The fee can come out of the proceeds of the divorce (I think)

And it isn’t just the house: his pension is also a marital asset. If you do it all yourself he will waltz off with everything you could be entitled to. Yes, by being married you have put your Dad’s money into the marriage....also by being married his pension is an asset.

Marriage is supposed to protect women like you whose salary p/t work in being a parent has undermined your economic capacity. If you walk away without letting a solicitor claim your rightful rights all you have done is made marriage work against you. Where it should protect you.

Lockheart · 27/04/2019 10:35

Assuming you have all the paperwork proving that your inheritance went into the house deposit, then with a good solicitor, the right judge and a following wind you might be able to get a deal which can get it back.

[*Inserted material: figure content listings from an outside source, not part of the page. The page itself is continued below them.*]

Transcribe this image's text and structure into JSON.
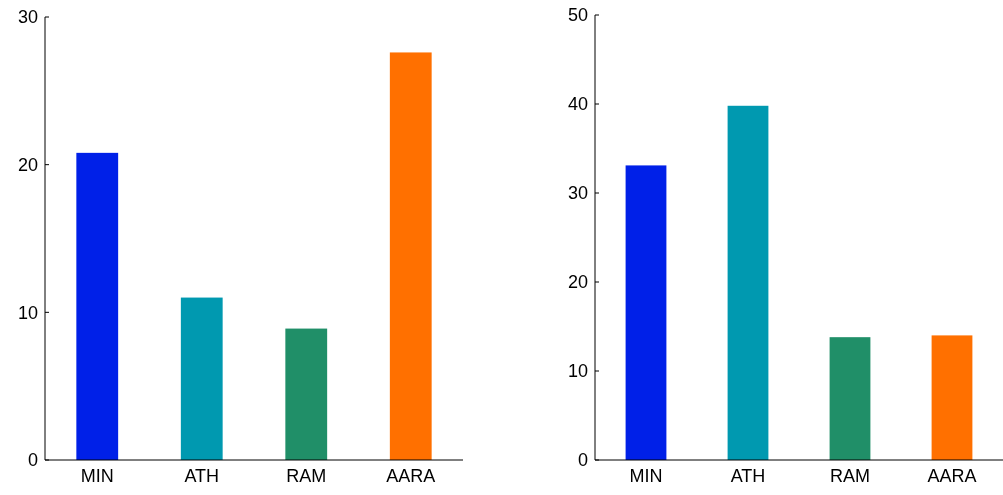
{
  "chart_data": [
    {
      "type": "bar",
      "categories": [
        "MIN",
        "ATH",
        "RAM",
        "AARA"
      ],
      "values": [
        20.8,
        11.0,
        8.9,
        27.6
      ],
      "colors": [
        "#0020e8",
        "#0099b0",
        "#208f68",
        "#ff7000"
      ],
      "ylim": [
        0,
        30
      ],
      "yticks": [
        0,
        10,
        20,
        30
      ]
    },
    {
      "type": "bar",
      "categories": [
        "MIN",
        "ATH",
        "RAM",
        "AARA"
      ],
      "values": [
        33.1,
        39.8,
        13.8,
        14.0
      ],
      "colors": [
        "#0020e8",
        "#0099b0",
        "#208f68",
        "#ff7000"
      ],
      "ylim": [
        0,
        50
      ],
      "yticks": [
        0,
        10,
        20,
        30,
        40,
        50
      ]
    }
  ]
}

However, as other posters have already said, the inheritance is likely to be viewed as a marital asset, so it's by no means certain, I'm sorry to say.

Fairenuff · 27/04/2019 10:36

Just as an aside, did you pay tax on your inheritance payments? I know you can receive a certain amount a year without having to pay tax (I think it's £3,000) but any large amounts would be taxable. I think it also depends on how long after you received it your father died. I only mention this because if you are talking finances with a solicitor this might all come up and you should be prepared to pay some tax if you are eligible and haven't already done so.